Tensile behavior of a novel high-strength and high-toughness steel at strain rates from 0.1 s−1 to 1000 s−1

Abstract

This paper aims to investigate the tensile behavior of a novel high-strength and high-toughness steel at different strain rates ranging from 0.1 s−1 to 1000 s−1. Uniaxial tensile tests with seven different strain rates were conducted by the Zwick/Roell HTM5020 testing machine. All experimental results reveal that (i) the steel is characterized by a large and homogenous deformation with little necking and relative smooth fracture, high elongation and no yield platform in the engineering stress-strain curves; (ii) the tensile behavior of the steel is sensitive to the strain rate: the yield strength, ultimate tensile strength first decrease and then increase with the increase of strain rate, while the total elongation is just the opposite; the uniform elongation decreases nonlinearly as the strain rate increases.
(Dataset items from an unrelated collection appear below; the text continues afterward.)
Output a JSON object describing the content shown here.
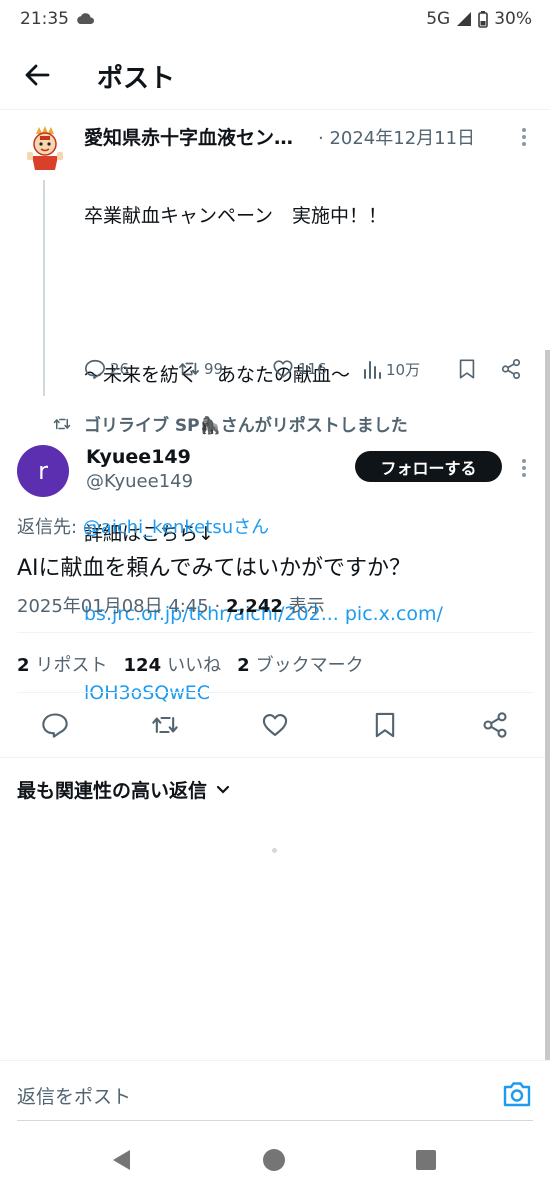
{
  "status_bar": {
    "time": "21:35",
    "network": "5G",
    "battery": "30%"
  },
  "header": {
    "title": "ポスト"
  },
  "quoted_post": {
    "author": "愛知県赤十字血液セン…",
    "date": "· 2024年12月11日",
    "lines": [
      "卒業献血キャンペーン　実施中！！",
      "",
      "〜未来を紡ぐ　あなたの献血〜",
      "",
      "詳細はこちら↓"
    ],
    "link1": "bs.jrc.or.jp/tkhr/aichi/202... pic.x.com/",
    "link2": "lOH3oSQwEC",
    "replies": "26",
    "reposts": "99",
    "likes": "116",
    "views": "10万"
  },
  "repost_notice": "ゴリライブ SP🦍さんがリポストしました",
  "post": {
    "avatar_letter": "r",
    "name": "Kyuee149",
    "handle": "@Kyuee149",
    "follow_label": "フォローする",
    "reply_to_prefix": "返信先: ",
    "reply_to_mention": "@aichi_kenketsuさん",
    "text": "AIに献血を頼んでみてはいかがですか？",
    "timestamp": "2025年01月08日 4:45 · ",
    "views_count": "2,242",
    "views_label": " 表示"
  },
  "stats": {
    "reposts_count": "2",
    "reposts_label": "リポスト",
    "likes_count": "124",
    "likes_label": "いいね",
    "bookmarks_count": "2",
    "bookmarks_label": "ブックマーク"
  },
  "replies_sort": {
    "label": "最も関連性の高い返信"
  },
  "composer": {
    "placeholder": "返信をポスト"
  },
  "colors": {
    "accent": "#1d9bf0",
    "avatar": "#5b2fb0",
    "text": "#0f1419",
    "secondary": "#536471"
  }
}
According to the obtained strain rate effects, a modified Johnson-Cook model that couples strain and strain rate based on the corrected parameter B is proposed to describe the dynamic constitutive behavior of the steel and this model is then verified by a three-dimensional finite element analysis. All numerical results demonstrate that the modified Johnson-Cook model is better to predict the strain rate sensitivity of the steel than the Johnson-Cook model. Finally, compared with other high-strength and high-toughness steels, the steel exhibits an obvious larger energy absorption, indicating that this steel has a potential application in the impact resistance and aseismic design.